The facility, which was originally signed in November 2022, has been upgraded to include three key performance indicators, which are aligned with SSEN Distribution’s Sustainability Strategy, and each indicator will be assessed annually during the term of the loan, thus bringing greater alignment between SSEN Distribution’s sustainability and financing strategies.
The ESG KPIs relate to the following areas:
- Reduction in Scope 1 and 2 emissions;
- Suppliers setting science-based emission reduction targets; and
- Supporting customers in vulnerable situations.
SSEN Distribution is committed to supporting climate action and is proud to be the first UK Distribution Network Operator to set accredited science-based targets in line with a 1.5°C pathway and is committed to a 35% reduction in Scope 1 and 2 emissions by 2028 and a 55% reduction by 2033.
A 'social' KPI is also included in the facility, empowering SSEN to drive forward provision of this service for the Priority Service Register, which provides additional assistance to customers in vulnerable situations across SSEN Distribution’s licence areas.
The company has an enduring commitment to making a positive impact on the society and the communities it services, and this further commitment to sustainable initiatives and securing this sustainability-linked loan is the latest example of ongoing efforts to act responsibly.
SSEN Distribution’s Senior Consents and Environment Manager, Michaela Payne, said:
“We are proud to take this next step to building a sustainable future for our stakeholders by aligning our business goals and bringing our investors with us on this journey to achieve our environmental, social and governance performance targets.
“We have an ambitious Environmental Action Plan outlining our plan to accelerate progress towards net zero over the RIIO-ED2 price control, and aim to lead by example by reducing our own environmental impact in a transparent, credible way.”
SSEN Distribution’s Managing Director, Chris Burchell, said:
“Our five-year RIIO-ED2 business plan reconciles the need for distribution network investment to power communities to net zero, whilst ensuring efficiency and affordability for all as we invest over £3.5bn over the next five years.
“Securing sustainable finance, such as this revolving credit facility, enables us to retain our clear focus on reliability and customer service whilst we accelerate to net zero and protect those most vulnerable.
“I would like to extend my thanks to MUFG and everyone involved in progressing our first sustainability-linked RCF and paving the way to powering communities to net zero”
MUFG acted as sole Sustainability Coordinator in the structuring of this RCF agreement.

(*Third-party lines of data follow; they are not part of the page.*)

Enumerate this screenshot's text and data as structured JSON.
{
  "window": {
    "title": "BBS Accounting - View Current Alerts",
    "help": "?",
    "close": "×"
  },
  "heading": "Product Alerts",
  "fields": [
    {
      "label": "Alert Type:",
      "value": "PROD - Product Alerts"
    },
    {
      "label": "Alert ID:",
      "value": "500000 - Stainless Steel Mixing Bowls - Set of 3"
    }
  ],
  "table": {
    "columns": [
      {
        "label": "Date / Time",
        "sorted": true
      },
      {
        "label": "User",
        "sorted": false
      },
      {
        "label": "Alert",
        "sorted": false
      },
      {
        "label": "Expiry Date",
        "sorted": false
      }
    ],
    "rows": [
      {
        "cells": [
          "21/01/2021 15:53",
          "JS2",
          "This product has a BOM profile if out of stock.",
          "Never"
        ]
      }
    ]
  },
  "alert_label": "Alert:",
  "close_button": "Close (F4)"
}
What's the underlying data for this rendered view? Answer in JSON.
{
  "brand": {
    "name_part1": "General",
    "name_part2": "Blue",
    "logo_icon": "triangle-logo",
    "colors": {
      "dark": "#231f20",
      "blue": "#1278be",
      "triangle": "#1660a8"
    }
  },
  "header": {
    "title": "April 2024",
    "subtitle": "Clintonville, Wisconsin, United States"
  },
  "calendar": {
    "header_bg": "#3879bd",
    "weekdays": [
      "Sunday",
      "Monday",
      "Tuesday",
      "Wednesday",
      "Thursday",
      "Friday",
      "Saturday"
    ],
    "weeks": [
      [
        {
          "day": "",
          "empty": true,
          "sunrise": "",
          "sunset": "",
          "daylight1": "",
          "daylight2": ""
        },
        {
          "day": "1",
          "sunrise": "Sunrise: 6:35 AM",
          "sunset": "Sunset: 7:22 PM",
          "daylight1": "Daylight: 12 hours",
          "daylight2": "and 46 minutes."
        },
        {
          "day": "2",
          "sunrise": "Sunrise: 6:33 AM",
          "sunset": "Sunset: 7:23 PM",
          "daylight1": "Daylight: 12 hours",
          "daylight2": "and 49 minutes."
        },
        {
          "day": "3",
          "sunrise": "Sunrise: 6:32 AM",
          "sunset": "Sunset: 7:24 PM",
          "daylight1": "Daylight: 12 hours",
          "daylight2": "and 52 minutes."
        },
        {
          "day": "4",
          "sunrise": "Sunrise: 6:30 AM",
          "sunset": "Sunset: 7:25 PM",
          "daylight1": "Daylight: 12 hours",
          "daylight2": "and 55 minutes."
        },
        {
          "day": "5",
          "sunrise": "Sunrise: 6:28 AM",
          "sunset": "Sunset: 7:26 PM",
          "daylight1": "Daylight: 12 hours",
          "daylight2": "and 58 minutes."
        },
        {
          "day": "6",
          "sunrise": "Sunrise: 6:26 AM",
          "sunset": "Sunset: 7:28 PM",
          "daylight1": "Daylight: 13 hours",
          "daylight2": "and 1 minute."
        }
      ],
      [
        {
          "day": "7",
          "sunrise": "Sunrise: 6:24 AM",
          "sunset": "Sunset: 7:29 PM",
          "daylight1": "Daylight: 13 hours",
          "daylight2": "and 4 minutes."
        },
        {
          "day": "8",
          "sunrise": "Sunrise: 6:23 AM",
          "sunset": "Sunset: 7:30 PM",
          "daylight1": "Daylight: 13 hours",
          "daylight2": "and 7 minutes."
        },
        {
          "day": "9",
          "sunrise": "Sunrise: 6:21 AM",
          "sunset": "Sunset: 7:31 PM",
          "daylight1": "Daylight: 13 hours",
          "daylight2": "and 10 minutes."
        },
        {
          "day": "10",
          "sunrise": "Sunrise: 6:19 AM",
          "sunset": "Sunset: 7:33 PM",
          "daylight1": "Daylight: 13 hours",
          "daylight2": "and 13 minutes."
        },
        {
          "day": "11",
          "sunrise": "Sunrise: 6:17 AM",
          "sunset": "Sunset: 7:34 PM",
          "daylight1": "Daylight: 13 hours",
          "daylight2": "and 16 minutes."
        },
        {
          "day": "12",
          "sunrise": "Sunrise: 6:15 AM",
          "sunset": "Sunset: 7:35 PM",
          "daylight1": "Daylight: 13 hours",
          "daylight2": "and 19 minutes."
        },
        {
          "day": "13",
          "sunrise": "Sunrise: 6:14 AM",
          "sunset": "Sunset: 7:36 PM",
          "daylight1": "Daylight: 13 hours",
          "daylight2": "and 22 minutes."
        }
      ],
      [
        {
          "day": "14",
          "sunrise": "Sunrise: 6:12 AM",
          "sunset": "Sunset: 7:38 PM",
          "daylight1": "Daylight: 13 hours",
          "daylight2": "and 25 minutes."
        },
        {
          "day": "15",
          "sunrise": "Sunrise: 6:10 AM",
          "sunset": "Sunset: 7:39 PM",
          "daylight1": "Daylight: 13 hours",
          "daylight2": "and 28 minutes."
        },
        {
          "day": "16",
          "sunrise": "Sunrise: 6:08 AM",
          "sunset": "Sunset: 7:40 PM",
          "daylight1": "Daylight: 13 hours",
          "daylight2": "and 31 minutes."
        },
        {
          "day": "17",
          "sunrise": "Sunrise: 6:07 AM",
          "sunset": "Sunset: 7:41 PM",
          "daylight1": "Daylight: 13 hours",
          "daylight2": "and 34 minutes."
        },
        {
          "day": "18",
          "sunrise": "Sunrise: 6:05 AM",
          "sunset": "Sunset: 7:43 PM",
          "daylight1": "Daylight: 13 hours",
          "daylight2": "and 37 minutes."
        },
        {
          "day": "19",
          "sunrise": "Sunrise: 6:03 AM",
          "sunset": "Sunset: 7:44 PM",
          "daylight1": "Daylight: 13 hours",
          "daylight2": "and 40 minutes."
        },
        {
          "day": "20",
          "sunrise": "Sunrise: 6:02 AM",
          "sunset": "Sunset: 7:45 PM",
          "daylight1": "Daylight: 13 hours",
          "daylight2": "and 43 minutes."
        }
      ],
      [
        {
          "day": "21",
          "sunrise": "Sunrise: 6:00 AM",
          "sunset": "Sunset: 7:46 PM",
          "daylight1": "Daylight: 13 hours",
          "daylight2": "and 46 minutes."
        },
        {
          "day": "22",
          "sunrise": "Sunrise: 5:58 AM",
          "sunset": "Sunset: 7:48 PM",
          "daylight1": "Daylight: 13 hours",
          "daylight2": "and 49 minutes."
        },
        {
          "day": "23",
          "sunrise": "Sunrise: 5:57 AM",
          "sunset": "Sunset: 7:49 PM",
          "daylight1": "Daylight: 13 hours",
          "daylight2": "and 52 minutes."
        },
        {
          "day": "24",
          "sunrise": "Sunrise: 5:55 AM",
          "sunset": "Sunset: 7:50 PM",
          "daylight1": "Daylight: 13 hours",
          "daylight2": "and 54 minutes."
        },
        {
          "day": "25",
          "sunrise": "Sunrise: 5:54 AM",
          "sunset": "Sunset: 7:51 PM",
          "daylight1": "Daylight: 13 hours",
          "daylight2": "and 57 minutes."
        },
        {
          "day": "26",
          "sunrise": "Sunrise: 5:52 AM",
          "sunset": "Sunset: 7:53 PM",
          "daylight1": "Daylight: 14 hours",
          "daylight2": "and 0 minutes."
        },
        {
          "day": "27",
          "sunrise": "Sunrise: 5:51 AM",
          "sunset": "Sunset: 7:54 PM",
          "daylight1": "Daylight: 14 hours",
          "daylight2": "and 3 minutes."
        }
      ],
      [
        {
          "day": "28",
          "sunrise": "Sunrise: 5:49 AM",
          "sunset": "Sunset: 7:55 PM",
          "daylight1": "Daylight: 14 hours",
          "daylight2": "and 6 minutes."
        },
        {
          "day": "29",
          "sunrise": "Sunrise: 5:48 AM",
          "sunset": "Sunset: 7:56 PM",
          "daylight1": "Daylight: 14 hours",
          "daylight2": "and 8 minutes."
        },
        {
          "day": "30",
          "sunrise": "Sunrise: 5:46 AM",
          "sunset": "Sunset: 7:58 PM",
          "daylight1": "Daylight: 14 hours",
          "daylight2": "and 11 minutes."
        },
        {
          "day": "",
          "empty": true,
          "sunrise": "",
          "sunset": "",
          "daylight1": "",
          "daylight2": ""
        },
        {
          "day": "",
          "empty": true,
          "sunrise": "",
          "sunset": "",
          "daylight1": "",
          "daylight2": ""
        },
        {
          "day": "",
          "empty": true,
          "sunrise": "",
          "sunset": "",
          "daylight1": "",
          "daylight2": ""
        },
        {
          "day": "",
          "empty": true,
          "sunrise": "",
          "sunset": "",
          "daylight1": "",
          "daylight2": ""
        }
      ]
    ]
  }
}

Fabianna Del Canto, Co-Head of MUFG EMEA Capital Markets said;
“MUFG EMEA are proud to have worked with the SSEN team on its inaugural sustainability-linked facility for the Distribution business, which saw strong support from the lender group. The sustainability-linked structure further reinforces SSEN Distribution’s commitment to its ESG strategy with the inclusion of three ESG KPIs and associated performance targets relating to carbon reductions as well as a ‘social’ KPI linked to assisting vulnerable customers”.